Conclusion: The Future is Agentic
We are moving toward a world where every role is a developer role. The CISO of the future isn’t just a risk manager; they are the architect of a digital workforce. By embracing Systems of Agents, you can achieve the elusive “better, faster, and cheaper” trifecta without sacrificing security.
The tools are here, and they cost as little as $20 a month.

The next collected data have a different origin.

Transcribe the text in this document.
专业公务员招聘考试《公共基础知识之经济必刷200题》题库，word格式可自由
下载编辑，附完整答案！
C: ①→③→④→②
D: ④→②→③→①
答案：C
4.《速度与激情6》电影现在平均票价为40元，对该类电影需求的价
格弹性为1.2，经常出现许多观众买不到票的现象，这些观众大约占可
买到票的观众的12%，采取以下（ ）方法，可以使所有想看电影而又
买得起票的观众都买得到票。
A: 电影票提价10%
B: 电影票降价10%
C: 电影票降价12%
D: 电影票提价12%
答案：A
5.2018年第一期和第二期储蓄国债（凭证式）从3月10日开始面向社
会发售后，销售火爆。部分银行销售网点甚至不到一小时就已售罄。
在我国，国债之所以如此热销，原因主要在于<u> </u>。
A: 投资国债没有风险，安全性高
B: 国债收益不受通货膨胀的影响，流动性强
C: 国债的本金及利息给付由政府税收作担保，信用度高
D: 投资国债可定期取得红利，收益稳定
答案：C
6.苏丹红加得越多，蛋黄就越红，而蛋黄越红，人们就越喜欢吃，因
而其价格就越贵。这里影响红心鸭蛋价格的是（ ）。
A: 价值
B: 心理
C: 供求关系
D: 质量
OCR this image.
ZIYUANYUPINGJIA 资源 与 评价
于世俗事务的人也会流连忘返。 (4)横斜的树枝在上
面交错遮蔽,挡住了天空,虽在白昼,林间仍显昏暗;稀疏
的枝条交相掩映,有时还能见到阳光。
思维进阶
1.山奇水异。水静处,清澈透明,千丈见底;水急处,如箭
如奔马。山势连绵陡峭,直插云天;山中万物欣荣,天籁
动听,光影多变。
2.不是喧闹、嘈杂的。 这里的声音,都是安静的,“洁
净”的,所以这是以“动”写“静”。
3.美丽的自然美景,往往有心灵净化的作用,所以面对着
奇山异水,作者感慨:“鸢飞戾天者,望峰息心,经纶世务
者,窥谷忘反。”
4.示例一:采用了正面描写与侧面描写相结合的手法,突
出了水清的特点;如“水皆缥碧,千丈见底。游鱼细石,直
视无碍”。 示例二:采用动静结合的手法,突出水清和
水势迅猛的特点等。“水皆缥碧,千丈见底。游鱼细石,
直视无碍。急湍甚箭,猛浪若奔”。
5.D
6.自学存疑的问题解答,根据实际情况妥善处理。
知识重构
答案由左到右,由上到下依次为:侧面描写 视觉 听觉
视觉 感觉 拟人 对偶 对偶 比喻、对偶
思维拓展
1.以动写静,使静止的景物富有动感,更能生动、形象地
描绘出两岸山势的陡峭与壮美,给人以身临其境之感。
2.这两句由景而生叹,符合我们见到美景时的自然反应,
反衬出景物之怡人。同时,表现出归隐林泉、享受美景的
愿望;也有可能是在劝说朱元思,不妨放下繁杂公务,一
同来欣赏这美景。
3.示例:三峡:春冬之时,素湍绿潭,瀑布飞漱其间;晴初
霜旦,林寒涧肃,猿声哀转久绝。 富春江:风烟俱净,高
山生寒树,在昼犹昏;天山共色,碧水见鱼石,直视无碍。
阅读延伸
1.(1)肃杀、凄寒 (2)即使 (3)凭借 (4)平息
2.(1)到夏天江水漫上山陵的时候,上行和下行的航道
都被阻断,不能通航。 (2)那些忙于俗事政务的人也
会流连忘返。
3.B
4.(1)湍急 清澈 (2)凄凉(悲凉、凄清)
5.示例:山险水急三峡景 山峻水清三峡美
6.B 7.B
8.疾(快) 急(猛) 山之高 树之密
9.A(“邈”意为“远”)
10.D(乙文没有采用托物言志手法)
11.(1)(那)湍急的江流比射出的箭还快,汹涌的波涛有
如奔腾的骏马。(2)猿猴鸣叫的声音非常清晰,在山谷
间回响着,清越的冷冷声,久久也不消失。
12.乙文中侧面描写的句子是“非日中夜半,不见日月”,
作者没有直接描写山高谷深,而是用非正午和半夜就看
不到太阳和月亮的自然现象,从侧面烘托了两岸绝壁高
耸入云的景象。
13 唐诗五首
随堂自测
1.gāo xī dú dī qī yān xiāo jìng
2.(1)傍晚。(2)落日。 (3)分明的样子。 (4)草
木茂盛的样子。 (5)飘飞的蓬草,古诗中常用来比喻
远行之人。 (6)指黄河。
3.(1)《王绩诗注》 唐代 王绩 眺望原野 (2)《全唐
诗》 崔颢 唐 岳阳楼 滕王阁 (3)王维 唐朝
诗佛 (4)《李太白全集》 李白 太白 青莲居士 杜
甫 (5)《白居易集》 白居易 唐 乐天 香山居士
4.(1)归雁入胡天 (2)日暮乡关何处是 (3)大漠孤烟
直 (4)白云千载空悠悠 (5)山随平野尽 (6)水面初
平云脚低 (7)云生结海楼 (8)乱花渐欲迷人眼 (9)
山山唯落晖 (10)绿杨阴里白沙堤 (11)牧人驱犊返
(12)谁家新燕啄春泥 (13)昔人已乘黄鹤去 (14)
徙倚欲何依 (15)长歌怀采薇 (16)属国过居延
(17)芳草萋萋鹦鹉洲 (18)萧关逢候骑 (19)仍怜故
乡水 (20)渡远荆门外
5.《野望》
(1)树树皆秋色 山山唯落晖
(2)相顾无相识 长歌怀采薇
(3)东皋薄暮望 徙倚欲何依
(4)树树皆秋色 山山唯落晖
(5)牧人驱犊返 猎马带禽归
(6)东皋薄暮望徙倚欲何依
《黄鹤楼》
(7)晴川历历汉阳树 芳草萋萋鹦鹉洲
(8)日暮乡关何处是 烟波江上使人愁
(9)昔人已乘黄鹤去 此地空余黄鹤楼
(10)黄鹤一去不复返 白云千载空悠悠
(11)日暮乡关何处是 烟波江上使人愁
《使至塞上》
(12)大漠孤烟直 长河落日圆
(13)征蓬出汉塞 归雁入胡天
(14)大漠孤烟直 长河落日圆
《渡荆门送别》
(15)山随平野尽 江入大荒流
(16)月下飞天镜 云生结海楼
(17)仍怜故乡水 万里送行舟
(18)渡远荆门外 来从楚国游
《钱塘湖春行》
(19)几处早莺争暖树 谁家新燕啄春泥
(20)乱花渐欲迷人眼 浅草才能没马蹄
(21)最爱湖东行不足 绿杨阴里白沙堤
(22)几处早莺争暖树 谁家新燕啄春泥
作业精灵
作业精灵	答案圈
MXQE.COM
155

The question is: will you use them to build your own future, or will you keep paying for the “puppies” of the past?.
Agree, I've implemented a dozen automatizations already via AI. But AI as a tool here, not as a solution 🙃
Glad to see you added in the "AI pitfalls" part - because that is likely to be a serious issue.
Before turning over your company to an army of agents, remember three things:
1) Human-in-the-loop does not scale.
2) AIs are fundamentally unreliable - just like humans. So deterministic systems are required to keep them under control.
3) Have a human security expert review security agents just like they are supposed to review everything else.